Now if we check the number of reviews in each object, both are not matching

nrow(beer_data)  # 475984
length(getRatings(r)) # 474560

And also range of rating is not matching :

> range(beer_data_master$review_overall)

[1] 0 5

> range(getRatings(r))

[1] 0 15

I have checked with other data set too, there is no issue appearing.

1

There are 1 best solutions below

0
On BEST ANSWER

I got the answer:

There are some users in the data who have rated the same beer more than once (twice/thrice... etc.).

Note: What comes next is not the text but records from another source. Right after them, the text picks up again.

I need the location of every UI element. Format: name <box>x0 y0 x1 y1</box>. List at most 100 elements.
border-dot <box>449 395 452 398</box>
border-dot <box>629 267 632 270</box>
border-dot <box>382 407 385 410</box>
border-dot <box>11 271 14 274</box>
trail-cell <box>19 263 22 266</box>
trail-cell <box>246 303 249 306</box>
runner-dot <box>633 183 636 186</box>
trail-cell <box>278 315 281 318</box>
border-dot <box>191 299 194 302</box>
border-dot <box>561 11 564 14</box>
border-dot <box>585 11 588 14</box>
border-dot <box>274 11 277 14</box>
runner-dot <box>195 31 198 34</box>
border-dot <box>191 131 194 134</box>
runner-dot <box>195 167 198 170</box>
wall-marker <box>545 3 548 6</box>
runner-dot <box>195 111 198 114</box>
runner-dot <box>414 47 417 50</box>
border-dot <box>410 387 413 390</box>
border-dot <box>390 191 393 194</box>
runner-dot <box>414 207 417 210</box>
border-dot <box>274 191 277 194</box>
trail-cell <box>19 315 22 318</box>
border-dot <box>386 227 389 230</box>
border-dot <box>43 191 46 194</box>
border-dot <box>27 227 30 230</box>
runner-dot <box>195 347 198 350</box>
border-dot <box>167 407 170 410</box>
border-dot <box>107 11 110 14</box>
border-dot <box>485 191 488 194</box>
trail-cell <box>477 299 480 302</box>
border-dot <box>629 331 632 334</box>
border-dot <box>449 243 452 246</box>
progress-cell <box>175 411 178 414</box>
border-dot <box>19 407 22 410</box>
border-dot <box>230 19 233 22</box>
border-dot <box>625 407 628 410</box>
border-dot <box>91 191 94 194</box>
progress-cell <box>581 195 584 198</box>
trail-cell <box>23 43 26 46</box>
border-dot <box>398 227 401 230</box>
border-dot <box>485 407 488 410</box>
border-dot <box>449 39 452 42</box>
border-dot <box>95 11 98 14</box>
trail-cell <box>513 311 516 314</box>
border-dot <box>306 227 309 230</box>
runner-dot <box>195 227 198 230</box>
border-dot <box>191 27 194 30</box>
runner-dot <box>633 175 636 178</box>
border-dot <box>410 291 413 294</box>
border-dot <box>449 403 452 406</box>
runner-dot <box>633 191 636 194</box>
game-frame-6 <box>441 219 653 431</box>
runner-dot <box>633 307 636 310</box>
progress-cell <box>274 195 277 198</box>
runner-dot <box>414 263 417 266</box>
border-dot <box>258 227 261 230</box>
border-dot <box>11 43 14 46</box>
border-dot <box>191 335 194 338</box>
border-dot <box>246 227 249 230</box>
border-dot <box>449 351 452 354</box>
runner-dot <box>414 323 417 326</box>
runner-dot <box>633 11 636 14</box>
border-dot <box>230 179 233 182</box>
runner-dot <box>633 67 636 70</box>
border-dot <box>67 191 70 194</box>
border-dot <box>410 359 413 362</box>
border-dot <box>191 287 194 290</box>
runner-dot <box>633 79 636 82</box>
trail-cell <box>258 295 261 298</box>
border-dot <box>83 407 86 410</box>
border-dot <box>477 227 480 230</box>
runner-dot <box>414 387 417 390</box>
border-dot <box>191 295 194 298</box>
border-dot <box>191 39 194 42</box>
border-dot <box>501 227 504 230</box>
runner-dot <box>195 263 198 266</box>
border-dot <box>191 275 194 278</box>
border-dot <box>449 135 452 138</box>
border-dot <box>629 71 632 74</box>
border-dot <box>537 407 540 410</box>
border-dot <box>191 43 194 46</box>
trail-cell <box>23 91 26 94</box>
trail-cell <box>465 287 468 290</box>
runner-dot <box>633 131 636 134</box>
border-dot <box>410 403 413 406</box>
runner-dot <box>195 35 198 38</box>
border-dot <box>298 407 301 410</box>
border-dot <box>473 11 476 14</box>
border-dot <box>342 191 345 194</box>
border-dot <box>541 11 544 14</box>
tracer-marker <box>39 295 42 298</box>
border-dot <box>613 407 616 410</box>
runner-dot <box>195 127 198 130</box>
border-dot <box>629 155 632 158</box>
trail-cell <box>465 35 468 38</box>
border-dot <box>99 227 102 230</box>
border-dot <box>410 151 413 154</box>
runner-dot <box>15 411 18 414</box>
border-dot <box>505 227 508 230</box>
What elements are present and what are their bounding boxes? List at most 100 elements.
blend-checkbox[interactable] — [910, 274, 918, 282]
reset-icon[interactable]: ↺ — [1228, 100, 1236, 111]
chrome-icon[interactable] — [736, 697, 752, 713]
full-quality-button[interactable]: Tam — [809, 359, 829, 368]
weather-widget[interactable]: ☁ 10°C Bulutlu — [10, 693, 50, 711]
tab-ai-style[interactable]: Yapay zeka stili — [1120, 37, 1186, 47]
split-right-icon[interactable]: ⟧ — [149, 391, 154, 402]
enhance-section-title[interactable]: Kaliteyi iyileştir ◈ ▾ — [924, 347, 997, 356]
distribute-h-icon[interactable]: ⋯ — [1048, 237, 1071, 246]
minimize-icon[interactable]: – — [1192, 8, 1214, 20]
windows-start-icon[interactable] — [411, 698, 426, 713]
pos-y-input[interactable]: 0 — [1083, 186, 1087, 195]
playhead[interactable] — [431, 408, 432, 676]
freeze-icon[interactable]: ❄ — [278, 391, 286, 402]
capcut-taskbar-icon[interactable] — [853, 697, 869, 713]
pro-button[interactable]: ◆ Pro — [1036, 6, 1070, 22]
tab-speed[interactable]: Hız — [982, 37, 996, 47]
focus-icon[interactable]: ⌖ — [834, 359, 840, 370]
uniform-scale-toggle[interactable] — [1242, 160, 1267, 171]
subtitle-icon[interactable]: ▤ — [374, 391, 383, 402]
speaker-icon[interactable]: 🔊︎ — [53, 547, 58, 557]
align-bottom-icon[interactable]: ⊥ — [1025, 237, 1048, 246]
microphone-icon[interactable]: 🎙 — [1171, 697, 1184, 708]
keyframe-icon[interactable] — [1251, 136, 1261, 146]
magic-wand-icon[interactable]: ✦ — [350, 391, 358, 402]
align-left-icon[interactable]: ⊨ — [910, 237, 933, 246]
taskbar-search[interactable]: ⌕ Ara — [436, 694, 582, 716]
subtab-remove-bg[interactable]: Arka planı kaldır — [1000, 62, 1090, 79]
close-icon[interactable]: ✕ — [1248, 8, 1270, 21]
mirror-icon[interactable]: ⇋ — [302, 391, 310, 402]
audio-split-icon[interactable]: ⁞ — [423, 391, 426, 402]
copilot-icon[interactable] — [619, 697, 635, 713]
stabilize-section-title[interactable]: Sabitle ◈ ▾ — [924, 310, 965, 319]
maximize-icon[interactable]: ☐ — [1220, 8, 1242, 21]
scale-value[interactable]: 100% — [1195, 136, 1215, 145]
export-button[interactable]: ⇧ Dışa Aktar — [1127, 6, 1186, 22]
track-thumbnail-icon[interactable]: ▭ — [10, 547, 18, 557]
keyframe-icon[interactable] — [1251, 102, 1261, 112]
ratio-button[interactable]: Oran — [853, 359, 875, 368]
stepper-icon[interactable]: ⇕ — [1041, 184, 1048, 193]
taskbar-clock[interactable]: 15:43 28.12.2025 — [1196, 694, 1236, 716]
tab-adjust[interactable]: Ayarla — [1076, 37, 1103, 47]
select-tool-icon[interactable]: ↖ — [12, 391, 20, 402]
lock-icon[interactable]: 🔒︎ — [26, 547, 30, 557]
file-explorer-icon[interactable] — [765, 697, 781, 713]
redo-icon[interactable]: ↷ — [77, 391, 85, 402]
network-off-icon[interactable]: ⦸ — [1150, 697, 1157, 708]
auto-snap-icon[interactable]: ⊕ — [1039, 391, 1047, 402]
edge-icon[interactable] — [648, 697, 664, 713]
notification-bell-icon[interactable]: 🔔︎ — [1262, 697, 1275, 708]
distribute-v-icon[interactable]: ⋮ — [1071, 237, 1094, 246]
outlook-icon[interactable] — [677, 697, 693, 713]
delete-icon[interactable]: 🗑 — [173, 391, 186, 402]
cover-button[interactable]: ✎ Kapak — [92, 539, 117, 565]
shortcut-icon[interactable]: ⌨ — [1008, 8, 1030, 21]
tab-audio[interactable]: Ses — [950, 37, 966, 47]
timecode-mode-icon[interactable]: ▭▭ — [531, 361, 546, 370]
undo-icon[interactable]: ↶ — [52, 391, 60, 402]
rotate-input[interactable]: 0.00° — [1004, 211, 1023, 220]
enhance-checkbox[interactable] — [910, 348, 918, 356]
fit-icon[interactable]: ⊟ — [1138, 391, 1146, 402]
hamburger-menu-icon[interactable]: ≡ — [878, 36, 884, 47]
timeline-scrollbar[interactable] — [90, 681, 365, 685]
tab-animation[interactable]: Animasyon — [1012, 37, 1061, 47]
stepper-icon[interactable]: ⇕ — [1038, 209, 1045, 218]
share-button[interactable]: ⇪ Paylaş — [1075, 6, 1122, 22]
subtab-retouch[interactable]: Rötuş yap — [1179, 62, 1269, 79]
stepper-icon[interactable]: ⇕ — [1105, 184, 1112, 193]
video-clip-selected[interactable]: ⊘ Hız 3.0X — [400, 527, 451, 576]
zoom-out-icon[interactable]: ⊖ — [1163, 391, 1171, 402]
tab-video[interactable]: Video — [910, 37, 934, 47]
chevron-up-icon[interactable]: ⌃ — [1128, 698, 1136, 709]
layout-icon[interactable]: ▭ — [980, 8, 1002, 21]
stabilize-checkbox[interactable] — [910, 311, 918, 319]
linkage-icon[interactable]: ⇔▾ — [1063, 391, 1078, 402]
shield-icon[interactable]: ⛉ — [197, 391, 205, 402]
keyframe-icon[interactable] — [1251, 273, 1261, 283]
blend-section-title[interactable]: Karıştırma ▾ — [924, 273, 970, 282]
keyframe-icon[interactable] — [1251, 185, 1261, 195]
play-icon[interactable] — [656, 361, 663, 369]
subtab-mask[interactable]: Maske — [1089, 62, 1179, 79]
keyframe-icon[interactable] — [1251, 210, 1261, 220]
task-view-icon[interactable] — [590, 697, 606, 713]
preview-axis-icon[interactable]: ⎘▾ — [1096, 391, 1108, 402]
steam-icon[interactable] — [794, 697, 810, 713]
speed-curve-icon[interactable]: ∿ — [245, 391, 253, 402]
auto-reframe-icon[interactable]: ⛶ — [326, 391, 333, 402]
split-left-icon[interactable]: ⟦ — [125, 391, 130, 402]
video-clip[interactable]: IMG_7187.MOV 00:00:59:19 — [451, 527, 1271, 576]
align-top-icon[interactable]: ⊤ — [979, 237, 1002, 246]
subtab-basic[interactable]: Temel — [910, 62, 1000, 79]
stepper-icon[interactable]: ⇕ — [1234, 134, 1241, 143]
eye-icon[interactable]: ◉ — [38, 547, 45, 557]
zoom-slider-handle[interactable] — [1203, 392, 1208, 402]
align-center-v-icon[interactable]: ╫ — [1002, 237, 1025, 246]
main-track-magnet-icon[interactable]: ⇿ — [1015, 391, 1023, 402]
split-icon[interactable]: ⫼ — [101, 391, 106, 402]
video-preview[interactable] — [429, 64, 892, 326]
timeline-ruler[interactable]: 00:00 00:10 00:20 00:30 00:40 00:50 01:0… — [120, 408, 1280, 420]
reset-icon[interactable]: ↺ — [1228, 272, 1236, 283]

So recommenderLabs when coercing data into realRatingMatrix adds the rating of such rows and that's why value of ratings are more than 5 and length of getRatings is less than nrow of beer_data.

E.g. sample beer_data

beer_beerid, review_profilename, review_overall

19667, 57md, 3.5 19667, 57md, 4.0

so in realRatingMatrix for user="57md" and item = "19667" rating = 3.5+4 = 7.5 and 1 row gets reduced in realRatingMatrix.

And due to the same reason, non unique combination of beer_beerid and rating getting combined which is causing mismatch in count of rating in both objects, dataframe and realRatingMatrix.